The company has already deployed an earlier version of its in-house chip, known as the Meta Training and Inference Accelerator (MTIA), for AI inference—where AI systems generate responses based on user inputs. 

Meta now aims to expand its use of proprietary chips for AI training, which involves feeding massive amounts of data into models to improve their accuracy and capabilities.

Speaking at the Morgan Stanley technology, media, and telecom conference last week, Meta’s Chief Product Officer Chris Cox described the company’s chip strategy as progressing in stages. “We’re working on how would we do training for recommender systems and then eventually how do we think about training and inference for gen AI,” he said. He added that while the company is still in the early phases, the first-generation MTIA chip for recommendations was seen as a “big success.”

Meta’s goal to reduce reliance on Nvidia comes when the AI chip market is changing.

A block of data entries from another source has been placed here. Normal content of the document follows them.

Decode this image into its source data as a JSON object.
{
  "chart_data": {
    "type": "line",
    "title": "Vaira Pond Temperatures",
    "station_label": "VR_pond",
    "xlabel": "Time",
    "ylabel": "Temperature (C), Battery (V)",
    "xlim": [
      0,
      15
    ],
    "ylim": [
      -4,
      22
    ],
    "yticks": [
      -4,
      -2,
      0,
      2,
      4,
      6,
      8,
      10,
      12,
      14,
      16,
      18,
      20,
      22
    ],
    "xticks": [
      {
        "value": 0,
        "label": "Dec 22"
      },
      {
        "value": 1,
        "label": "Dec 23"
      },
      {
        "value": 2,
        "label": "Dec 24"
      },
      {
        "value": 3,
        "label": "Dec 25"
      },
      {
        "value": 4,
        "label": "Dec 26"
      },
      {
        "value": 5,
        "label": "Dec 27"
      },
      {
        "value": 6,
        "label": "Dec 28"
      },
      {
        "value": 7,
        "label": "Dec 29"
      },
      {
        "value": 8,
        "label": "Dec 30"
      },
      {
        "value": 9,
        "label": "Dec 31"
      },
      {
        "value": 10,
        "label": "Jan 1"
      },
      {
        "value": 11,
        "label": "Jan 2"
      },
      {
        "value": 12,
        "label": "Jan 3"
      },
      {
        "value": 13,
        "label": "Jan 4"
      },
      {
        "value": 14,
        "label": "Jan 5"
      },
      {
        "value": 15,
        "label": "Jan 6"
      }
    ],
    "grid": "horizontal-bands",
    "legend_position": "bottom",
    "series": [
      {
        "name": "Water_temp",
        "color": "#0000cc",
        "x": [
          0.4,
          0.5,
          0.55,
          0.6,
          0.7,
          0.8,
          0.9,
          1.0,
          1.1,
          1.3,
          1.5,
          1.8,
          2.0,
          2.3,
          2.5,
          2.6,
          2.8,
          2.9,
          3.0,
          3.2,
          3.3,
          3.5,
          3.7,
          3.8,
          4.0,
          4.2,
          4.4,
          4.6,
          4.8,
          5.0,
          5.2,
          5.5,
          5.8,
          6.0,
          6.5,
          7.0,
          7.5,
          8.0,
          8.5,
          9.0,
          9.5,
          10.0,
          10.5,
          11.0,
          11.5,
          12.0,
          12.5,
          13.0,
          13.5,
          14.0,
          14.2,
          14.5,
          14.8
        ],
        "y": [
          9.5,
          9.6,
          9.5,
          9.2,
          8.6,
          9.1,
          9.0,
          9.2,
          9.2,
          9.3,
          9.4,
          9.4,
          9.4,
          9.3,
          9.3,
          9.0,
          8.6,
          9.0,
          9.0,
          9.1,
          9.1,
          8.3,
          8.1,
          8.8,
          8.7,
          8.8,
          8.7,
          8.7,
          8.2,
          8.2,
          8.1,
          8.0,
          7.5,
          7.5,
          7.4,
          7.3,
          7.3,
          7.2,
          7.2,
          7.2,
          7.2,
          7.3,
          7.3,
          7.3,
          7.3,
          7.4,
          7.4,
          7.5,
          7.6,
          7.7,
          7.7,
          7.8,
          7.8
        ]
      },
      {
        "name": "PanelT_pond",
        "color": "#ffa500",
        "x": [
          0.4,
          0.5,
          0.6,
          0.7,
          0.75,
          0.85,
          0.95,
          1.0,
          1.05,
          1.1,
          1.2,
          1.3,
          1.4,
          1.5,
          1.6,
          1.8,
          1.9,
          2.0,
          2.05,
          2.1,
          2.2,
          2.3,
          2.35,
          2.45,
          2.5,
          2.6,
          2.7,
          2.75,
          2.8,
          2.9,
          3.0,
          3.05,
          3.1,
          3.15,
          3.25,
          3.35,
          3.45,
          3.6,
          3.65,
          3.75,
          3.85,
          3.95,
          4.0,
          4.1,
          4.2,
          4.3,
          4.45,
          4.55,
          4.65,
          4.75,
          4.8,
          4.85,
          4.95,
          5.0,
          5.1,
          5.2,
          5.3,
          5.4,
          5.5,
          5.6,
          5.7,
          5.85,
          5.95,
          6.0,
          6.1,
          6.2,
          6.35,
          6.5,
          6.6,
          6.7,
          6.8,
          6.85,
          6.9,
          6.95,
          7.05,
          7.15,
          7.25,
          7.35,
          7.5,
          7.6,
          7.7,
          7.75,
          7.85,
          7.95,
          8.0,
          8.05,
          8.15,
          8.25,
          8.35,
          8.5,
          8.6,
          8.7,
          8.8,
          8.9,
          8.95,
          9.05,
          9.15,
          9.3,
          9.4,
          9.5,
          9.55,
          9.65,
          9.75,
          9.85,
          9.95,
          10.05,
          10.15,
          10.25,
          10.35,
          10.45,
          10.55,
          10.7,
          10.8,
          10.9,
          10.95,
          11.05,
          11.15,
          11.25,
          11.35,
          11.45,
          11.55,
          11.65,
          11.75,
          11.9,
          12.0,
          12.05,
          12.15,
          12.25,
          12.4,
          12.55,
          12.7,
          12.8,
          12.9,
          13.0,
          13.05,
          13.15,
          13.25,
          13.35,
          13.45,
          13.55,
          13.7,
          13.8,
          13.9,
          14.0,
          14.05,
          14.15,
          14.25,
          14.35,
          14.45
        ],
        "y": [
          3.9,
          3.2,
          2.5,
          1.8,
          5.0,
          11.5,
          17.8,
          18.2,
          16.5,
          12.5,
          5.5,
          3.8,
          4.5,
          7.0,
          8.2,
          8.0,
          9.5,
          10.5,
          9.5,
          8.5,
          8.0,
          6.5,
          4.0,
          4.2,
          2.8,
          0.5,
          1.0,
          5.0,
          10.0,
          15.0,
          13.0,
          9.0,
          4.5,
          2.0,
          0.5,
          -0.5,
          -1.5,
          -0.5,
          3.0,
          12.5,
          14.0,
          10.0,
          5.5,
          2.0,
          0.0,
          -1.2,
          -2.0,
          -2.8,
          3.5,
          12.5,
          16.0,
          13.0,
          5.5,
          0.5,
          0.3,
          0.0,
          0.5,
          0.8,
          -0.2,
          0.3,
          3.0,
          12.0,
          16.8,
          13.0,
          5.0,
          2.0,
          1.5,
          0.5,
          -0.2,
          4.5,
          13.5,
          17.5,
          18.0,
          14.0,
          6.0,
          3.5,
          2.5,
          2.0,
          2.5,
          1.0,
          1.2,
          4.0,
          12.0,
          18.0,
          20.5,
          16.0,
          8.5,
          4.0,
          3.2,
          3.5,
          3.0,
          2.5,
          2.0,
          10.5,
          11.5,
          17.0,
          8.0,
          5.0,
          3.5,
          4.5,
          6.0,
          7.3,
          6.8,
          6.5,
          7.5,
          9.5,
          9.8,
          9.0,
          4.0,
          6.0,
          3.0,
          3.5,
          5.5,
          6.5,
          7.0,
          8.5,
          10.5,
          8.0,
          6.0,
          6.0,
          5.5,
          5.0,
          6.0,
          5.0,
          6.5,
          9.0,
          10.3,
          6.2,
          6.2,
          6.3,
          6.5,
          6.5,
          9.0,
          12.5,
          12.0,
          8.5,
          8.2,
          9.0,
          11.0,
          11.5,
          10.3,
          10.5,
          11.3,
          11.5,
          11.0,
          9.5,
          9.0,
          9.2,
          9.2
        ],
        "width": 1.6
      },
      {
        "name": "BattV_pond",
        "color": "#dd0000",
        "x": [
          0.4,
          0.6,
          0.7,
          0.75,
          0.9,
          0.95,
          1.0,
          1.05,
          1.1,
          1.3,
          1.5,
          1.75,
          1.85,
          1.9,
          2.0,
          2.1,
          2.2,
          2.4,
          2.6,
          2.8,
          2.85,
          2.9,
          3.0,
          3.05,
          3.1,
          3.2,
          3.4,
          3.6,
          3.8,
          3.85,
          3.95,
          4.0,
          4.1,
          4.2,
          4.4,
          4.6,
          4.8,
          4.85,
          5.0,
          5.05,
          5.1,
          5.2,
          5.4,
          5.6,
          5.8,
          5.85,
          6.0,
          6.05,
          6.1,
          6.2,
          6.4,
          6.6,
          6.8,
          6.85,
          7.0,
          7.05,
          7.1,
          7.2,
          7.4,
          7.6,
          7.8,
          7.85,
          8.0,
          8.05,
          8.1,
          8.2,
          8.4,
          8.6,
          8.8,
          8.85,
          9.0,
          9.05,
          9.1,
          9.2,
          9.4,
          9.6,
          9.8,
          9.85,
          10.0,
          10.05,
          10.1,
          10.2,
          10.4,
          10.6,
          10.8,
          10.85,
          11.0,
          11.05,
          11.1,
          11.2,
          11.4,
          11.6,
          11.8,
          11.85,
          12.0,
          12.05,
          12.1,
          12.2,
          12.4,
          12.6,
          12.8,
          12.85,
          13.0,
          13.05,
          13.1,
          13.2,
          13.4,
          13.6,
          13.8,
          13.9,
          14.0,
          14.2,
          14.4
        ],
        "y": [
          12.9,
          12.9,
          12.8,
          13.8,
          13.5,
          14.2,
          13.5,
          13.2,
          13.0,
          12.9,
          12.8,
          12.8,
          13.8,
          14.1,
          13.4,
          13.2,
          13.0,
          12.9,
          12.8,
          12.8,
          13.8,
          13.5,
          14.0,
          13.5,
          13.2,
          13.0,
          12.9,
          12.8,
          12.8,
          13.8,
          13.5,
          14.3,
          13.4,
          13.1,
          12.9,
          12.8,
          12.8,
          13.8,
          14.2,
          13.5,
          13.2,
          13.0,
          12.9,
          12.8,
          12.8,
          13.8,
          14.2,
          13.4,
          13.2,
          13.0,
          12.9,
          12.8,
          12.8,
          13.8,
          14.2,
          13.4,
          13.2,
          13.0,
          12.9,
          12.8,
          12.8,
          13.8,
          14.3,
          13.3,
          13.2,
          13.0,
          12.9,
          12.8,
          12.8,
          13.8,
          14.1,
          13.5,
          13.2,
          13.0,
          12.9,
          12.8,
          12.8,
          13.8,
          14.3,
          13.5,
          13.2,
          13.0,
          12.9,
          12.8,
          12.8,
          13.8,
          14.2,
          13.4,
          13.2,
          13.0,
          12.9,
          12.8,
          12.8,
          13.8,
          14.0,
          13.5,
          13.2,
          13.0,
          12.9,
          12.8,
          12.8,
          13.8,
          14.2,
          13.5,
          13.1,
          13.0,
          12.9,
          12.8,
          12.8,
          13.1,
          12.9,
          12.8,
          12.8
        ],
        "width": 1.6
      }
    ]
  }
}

The dominance of large language models trained on vast datasets has been challenged by new approaches focused on computational efficiency.

Chinese startup DeepSeek recently launched low-cost AI models that rely more on inference rather than extensive training, raising talks about the long-term sustainability of scaling up AI models with massive amounts of data. This change briefly led to a sharp decline in Nvidia’s stock value earlier this year, though the company has since regained most of its losses.

While Meta’s in-house chip build could eventually reduce costs and enhance AI performance, the company still has challenges in matching Nvidia’s advanced hardware capabilities.